É muito importante essa relação complementar de homens e mulheres, na vida e no trabalho, e esses papéis não vão mudar, não vão inverter. Concorda?

O mundo sempre foi matriarcal. As mulheres têm total condição e competência de estar onde quiserem, mas não precisam de cotas: elas precisam de estrutura e de conhecimento, para conseguirem chegar onde quiserem. Não basta gostar, tem que ter conhecimento, tem que entender. Não dá para ser empreendedora sem conhecer o básico sobre gestão. O que te trouxe até aqui não vai te levar para a frente se não estiver o tempo todo estudando, se reinventando. Eu, por exemplo, sou uma eterna aprendiz: aprendo com meus diretores, com minha equipe, com meu marido, com meus filhos, com todo mundo o tempo todo, busco cursos, me especializo, porque o mundo muda muito e rápido. E temos que acompanhar.

E sua mensagem para as mulheres: o que é mais importante de tudo o que você aprendeu?

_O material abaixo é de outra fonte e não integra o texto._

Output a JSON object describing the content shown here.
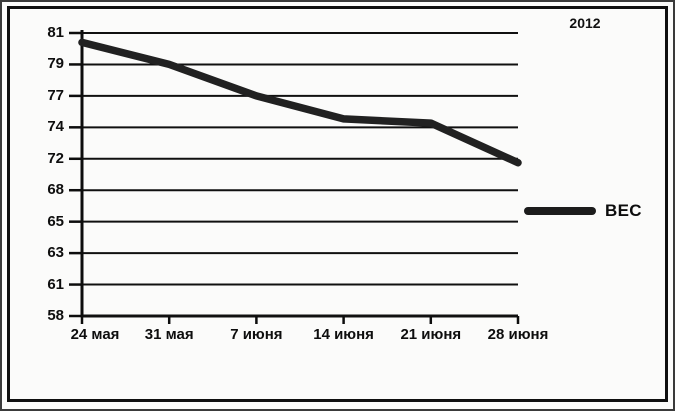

O mais importante é ser você mesma e fazer com amor. Saber quem é, onde quer chegar é tudo o que a mulher precisa para chegar onde quer. Acredite em você. Você é capaz. Mas tenha em mente sempre que é um por cento de inspiração e 99% de transpiração. Nada acontece por milagre, nada cai no seu colo, você tem que realmente correr atrás: ser um Ironman na vida.